Un-Eben in style as Eben Sadie has annexed the rich, oxidative Swartland white blend leaving his imitators scrabbling around in his dust to achieve novelty and listings. Some of the most successful include Billy Hughes’ Nativo 2008 and Pieter Euvrard’s 2009 white, both vibrant contradictions of the Angela meme that new SA brands are mostly mediocre.
Made from grapes grown on his Siebritskloof farm Orangerie, it comes as no surprise to report that this rich blend of Chenin, Sémillon, Chardonnay and Viognier tastes of oranges.

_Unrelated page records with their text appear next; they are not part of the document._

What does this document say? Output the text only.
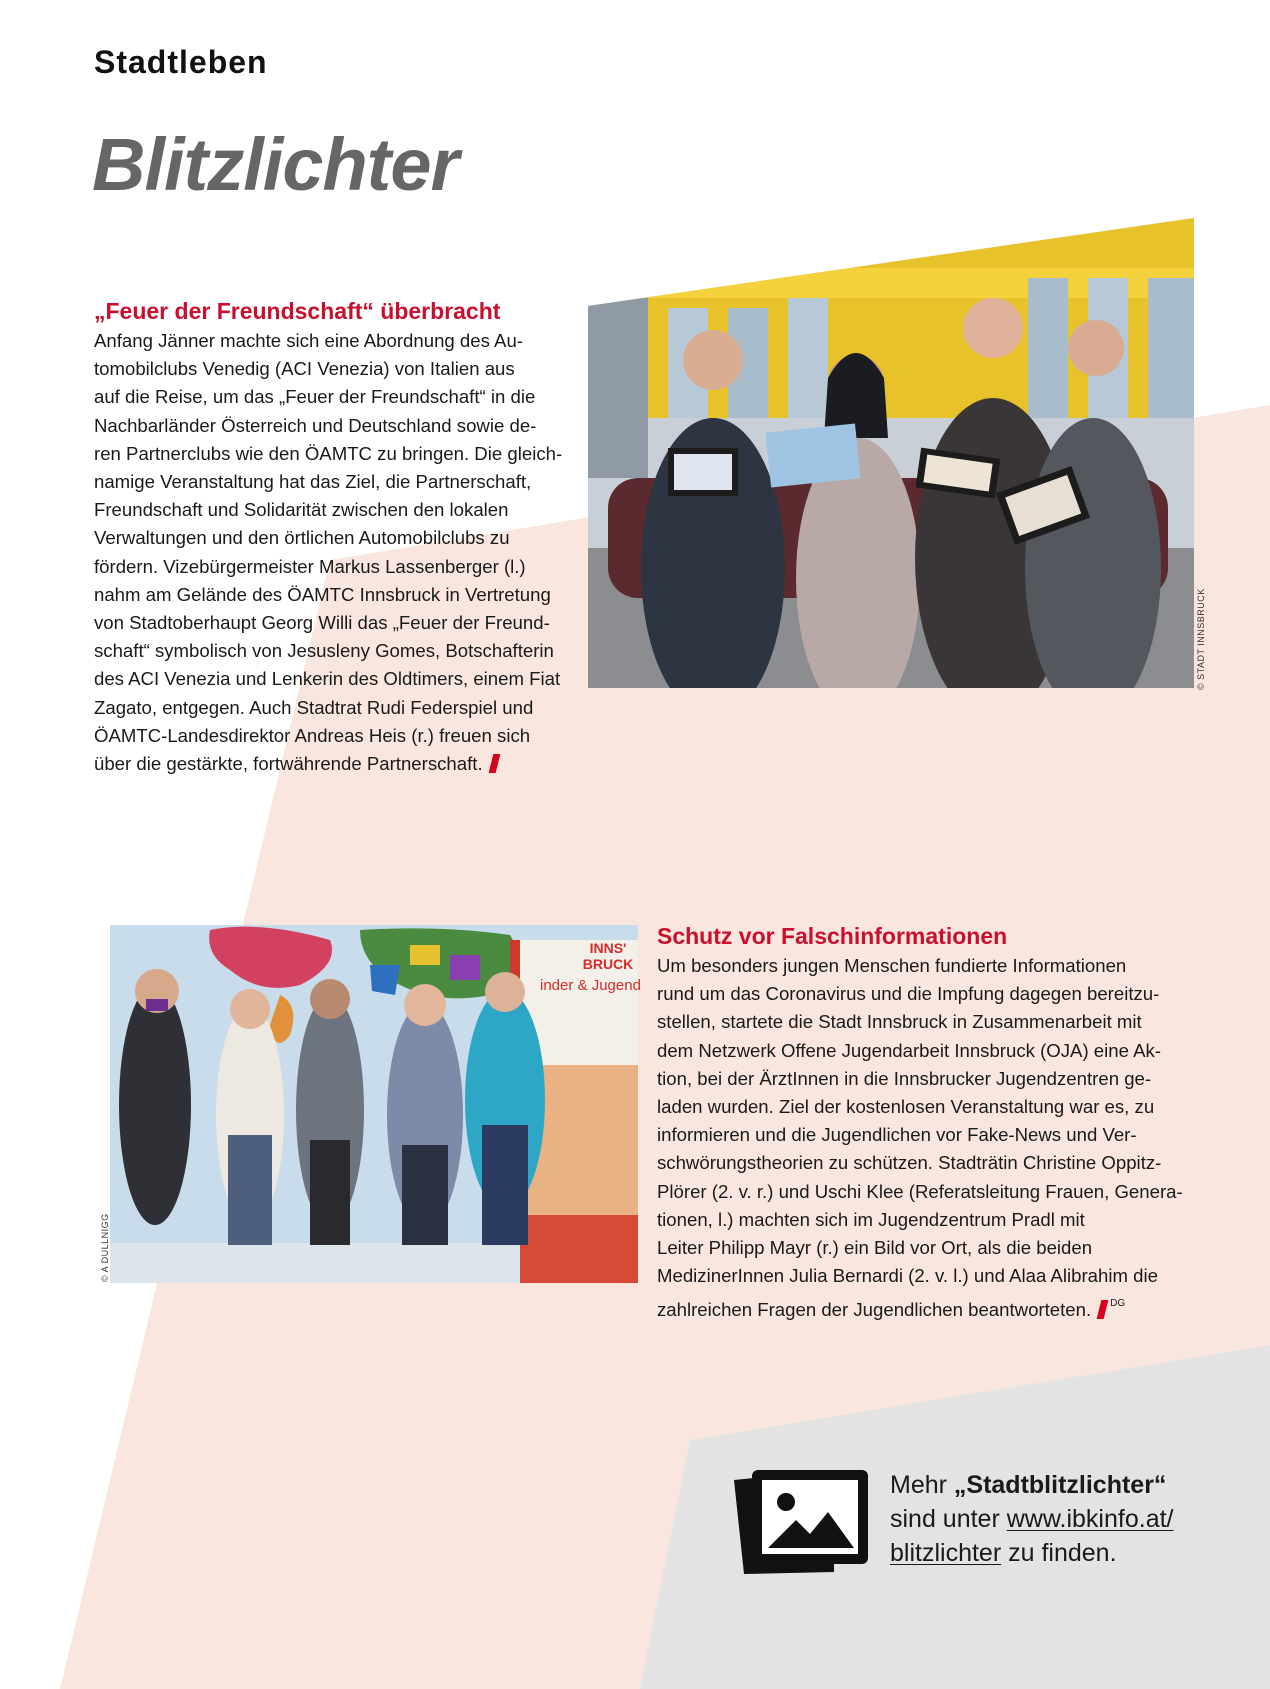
Stadtleben
Blitzlichter
„Feuer der Freundschaft“ überbracht

Anfang Jänner machte sich eine Abordnung des Au-
tomobilclubs Venedig (ACI Venezia) von Italien aus
auf die Reise, um das „Feuer der Freundschaft“ in die
Nachbarländer Österreich und Deutschland sowie de-
ren Partnerclubs wie den ÖAMTC zu bringen. Die gleich-
namige Veranstaltung hat das Ziel, die Partnerschaft,
Freundschaft und Solidarität zwischen den lokalen
Verwaltungen und den örtlichen Automobilclubs zu
fördern. Vizebürgermeister Markus Lassenberger (l.)
nahm am Gelände des ÖAMTC Innsbruck in Vertretung
von Stadtoberhaupt Georg Willi das „Feuer der Freund-
schaft“ symbolisch von Jesusleny Gomes, Botschafterin
des ACI Venezia und Lenkerin des Oldtimers, einem Fiat
Zagato, entgegen. Auch Stadtrat Rudi Federspiel und
ÖAMTC-Landesdirektor Andreas Heis (r.) freuen sich
über die gestärkte, fortwährende Partnerschaft.

© STADT INNSBRUCK
INNS'
BRUCK
inder & Jugend
© A DULLNIGG
Schutz vor Falschinformationen

Um besonders jungen Menschen fundierte Informationen
rund um das Coronavirus und die Impfung dagegen bereitzu-
stellen, startete die Stadt Innsbruck in Zusammenarbeit mit
dem Netzwerk Offene Jugendarbeit Innsbruck (OJA) eine Ak-
tion, bei der ÄrztInnen in die Innsbrucker Jugendzentren ge-
laden wurden. Ziel der kostenlosen Veranstaltung war es, zu
informieren und die Jugendlichen vor Fake-News und Ver-
schwörungstheorien zu schützen. Stadträtin Christine Oppitz-
Plörer (2. v. r.) und Uschi Klee (Referatsleitung Frauen, Genera-
tionen, l.) machten sich im Jugendzentrum Pradl mit
Leiter Philipp Mayr (r.) ein Bild vor Ort, als die beiden
MedizinerInnen Julia Bernardi (2. v. l.) und Alaa Alibrahim die
zahlreichen Fragen der Jugendlichen beantworteten. $^{DG}$

Mehr „Stadtblitzlichter“
sind unter www.ibkinfo.at/
blitzlichter zu finden.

Bottled a couple of weeks ago (the Sémillon grapes from neighbour Wedgewood and the rest his own) Pieter’s white is one of the first Siebritskloof terroir wines.
Completely self-taught, Pieter plans to release his white blend in May and the cellar price will be around R55 which looks like setting a new Swartland benchmark, leaving several more fashionable producers R100+ off the pace. “Just the kind of thing the consumer is looking for” says Alton of Balducci’s over a Platinum sushi special for R99. Imagine that: brilliant sashimi, an excellent white and change from R200 (the 10% loyalty discount pays the tip) – and they validate your parking. Living like this gives any member of the ANC Youth League the ability to limbo under a Star Lifestyle Audit better than a double jointed disco dancer from Danang.